To pierwszy taki przypadek na ok. 700 tysięcy dotychczasowych szczepień. W pozostałych przypadkach niepożądane odczyny poszczepienne miały łagodną postać. Jednak informacja o zgonie pacjenta wzbudziła ogromny niepokój. Czy przewiezienie podopiecznego DPS-u do szpitala mogłoby coś zmienić?

W dokumencie zapisano, że zgon u pacjenta z Oleśnicy nastąpił w wyniku zatrzymania krążenia.

Rzecznik Ministerstwa Zdrowia komentuje

Na temat zgonu po podaniu szczepionki wypowiedział się rzecznik resortu zdrowia Wojciech Andrusiewicz.

Nie ma obecnie potwierdzenia, by śmierć była spowodowana COVID-19. Czekamy na ostateczną weryfikację przez lekarza

– mówi Andrusiewicz, cytowany przez Onet.

Rzecznik MZ podkreślił, że zmarły senior był osobą bardzo schorowaną. Zdaniem Andrusiewicza, „na razie mówimy o pewnym zbiegu czasowym zgonu i szczepienia”, natomiast odnotowanie tego przypadku przez lekarza na liście NOP było konieczne.

Również znany wirusolog uspokaja i zapewnia, że nie ma powodu do paniki. Zwłaszcza, że to pierwszy zgon na ok. 700 tysięcy zaszczepionych.

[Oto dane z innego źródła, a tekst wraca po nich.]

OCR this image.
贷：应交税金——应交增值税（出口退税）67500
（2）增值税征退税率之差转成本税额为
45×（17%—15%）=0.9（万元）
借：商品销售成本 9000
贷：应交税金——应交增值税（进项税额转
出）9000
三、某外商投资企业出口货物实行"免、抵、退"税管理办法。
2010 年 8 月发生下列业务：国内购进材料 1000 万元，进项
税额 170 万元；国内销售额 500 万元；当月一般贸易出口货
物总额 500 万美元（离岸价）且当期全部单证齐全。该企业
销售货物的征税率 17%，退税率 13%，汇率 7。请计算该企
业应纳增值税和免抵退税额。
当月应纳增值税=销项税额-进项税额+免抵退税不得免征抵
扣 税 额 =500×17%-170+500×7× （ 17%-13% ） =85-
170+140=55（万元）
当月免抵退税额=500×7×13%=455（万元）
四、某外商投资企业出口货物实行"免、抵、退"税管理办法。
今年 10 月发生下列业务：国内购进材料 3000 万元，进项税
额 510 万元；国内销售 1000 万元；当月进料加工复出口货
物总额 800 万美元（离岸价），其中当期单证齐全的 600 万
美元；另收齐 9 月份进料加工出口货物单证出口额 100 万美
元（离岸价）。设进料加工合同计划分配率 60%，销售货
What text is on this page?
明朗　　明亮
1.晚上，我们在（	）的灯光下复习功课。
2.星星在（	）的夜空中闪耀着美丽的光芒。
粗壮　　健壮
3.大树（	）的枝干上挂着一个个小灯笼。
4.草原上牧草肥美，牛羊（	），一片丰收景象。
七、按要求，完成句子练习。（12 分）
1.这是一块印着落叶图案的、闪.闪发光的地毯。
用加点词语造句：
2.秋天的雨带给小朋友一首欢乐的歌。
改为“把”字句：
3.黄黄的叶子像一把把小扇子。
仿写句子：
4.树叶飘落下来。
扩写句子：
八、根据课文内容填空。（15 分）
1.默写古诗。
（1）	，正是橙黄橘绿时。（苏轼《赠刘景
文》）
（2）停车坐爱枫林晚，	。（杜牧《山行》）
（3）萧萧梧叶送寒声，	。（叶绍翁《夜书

Podam przykład: w samej tylko Warszawie codziennie umiera 50 osób, głównie seniorów. To jest fakt. Gdy zaszczepimy wszystkich seniorów, dalej będzie tyle zgonów. W ciągu miesiąca po szczepieniu również umrze 1,5 tys., bo to nie jest szczepionka na nieśmiertelność. To jest szczepionka chroniąca przed rozwojem choroby. Jednak co te zgony będą miały wspólnego ze szczepieniem?

– komentuje prof. Włodzimierz Gut w wypowiedzi dla serwisu tvp.info.pl.

Przypomnijmy: w tej chwili nie ma już wolnych terminów szczepień. Szczepionki rozdysponowano już do końca marca. Wynika to z decyzji firmy Pfizer, która ograniczyła transport szczepionek do Europy.